Welcome to KAI EUTHUS

There is only so much time I can spend tinkering with the graphics, fiddling with the display of Greek text, and generally prevaricating. It’s time to get this blog rolling – and, specifically, time to say something about what I think I’m doing here.

Whatever else it ends up containing, I envisage this blog arranged around a constant backbone: an eccentric, rambling, ruminative commentary upon the Gospel of Mark.

Let me explain.

I’m a Christian theologian – I lecture in theology at the University of Exeter in the Southwest of England. I specialise in modern theology, and in the interpretation and history of Christian doctrine; I am not any kind of New Testament specialist. However, a couple of years ago two things came together to push me towards beginning a careful reading of the Gospel of Mark.

On the one hand, I realised that, although I spent a lot of time talking about the centrality of the Gospel witness to Jesus of Nazareth for my theology and for my faith, I did not actually spend much of my intellectual energy on paying serious attention to that Gospel witness. I don’t want to breathe any extra life into that still-quacking canard that doctrinal or systematic theologians don’t read the Bible. That is not true of most of the ones I know – and I know quite a few by now. It was, however, the unfortunate case that I had personally been engaged in various projects which had placed discussion of biblical hermeneutics centre-stage, but had not allowed detailed discussion of actual biblical texts into the limelight. I was working on a book on Hans Frei, and could identify all too easily with these lines in the Preface to his Eclipse of Biblical Narrative:

This essay falls into the almost legendary category of analysis of analyses of the Bible in which not a single text is examined, not a single exegesis undertaken. Faced with certain puzzles that demanded historical, philosophical, and theological explanations, I tried to provide them as best I could; but there is no denying the odd result of a book about the Bible in which the Bible itself is never looked at.

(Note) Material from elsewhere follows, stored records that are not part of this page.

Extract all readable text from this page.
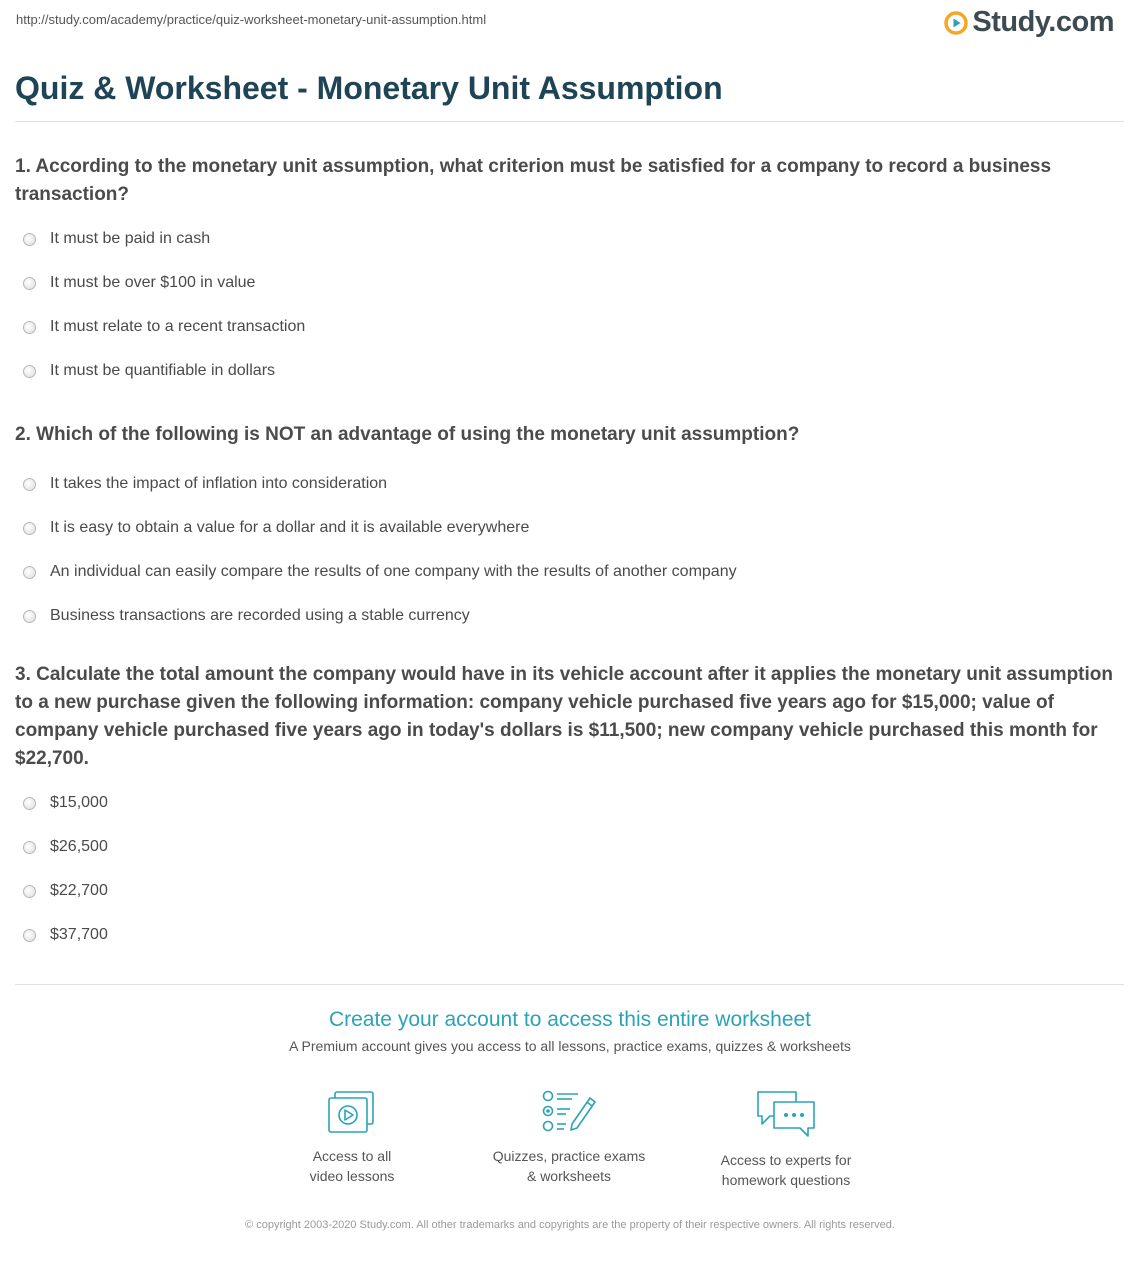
http://study.com/academy/practice/quiz-worksheet-monetary-unit-assumption.html	Study.com
Quiz & Worksheet - Monetary Unit Assumption

1. According to the monetary unit assumption, what criterion must be satisfied for a company to record a business transaction?

It must be paid in cash
It must be over $100 in value
It must relate to a recent transaction
It must be quantifiable in dollars

2. Which of the following is NOT an advantage of using the monetary unit assumption?

It takes the impact of inflation into consideration
It is easy to obtain a value for a dollar and it is available everywhere
An individual can easily compare the results of one company with the results of another company
Business transactions are recorded using a stable currency

3. Calculate the total amount the company would have in its vehicle account after it applies the monetary unit assumption to a new purchase given the following information: company vehicle purchased five years ago for $15,000; value of company vehicle purchased five years ago in today's dollars is $11,500; new company vehicle purchased this month for $22,700.

$15,000
$26,500
$22,700
$37,700
Create your account to access this entire worksheet

A Premium account gives you access to all lessons, practice exams, quizzes & worksheets

Access to all
video lessons
Quizzes, practice exams
& worksheets
Access to experts for
homework questions
© copyright 2003-2020 Study.com. All other trademarks and copyrights are the property of their respective owners. All rights reserved.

On the other hand, I realised that a dividing wall in my mind had, over time, softly and silently vanished away, and that there was in principle no longer any gap for me between devotional and academic exploration of biblical texts. I found that, without having deliberately set off towards it, I had reached a point where it seemed obvious that a careful reading of a biblical text which was as academically rigorous as I could make it could and should also be deeply ‘self-involving’, personally and communally challenging – and that these two aspects were not in conflict, were not even independent, but could and should feed each other. In other words, I was no longer in a position of thinking that I needed to forge connections between the results of acedmic biblical study and a devotional and ecclesial use of the Bible: I no longer saw a gap that might need connections to be built across it.

That’s a rather abstract claim as it stands, but it will do for now as a signpost. I’ll try and explore some more of what it points to as I go along. That exploration will probably need to involve some explanation of the ‘Scriptural Reasoning’ movement which has ended up providing soil in which these ideas can grow – but I’ll leave that to one side for now.

I said that these things came together ‘a couple of years ago’. I have, since then, kept up slow and fitful jottings in a notebook, which have taken me from Mark 1:1 to 2:12. I’ve also written a couple of more formal pieces – you can find a draft of one of them here. I thought it was about time, however, to expose what I’d been doing to discussion and criticism, and to give myself some impetus to make my work on it less slow and fitful. This blog is the result – and we’ll see how well it does.

Getting this blog off the ground has been made possible by three different people. Zack Hubert provides the xml Greek feed which allows me to include the text of Mark in my posts, and was happy to let my friend Chris Goringe write a wonderful plugin to allow WordPress to display it all. And I have used Patricia Muller’s award-winning ‘Connections’ theme as the basis for the site’s styling – though I have made quite a few cosmetic changes along the way.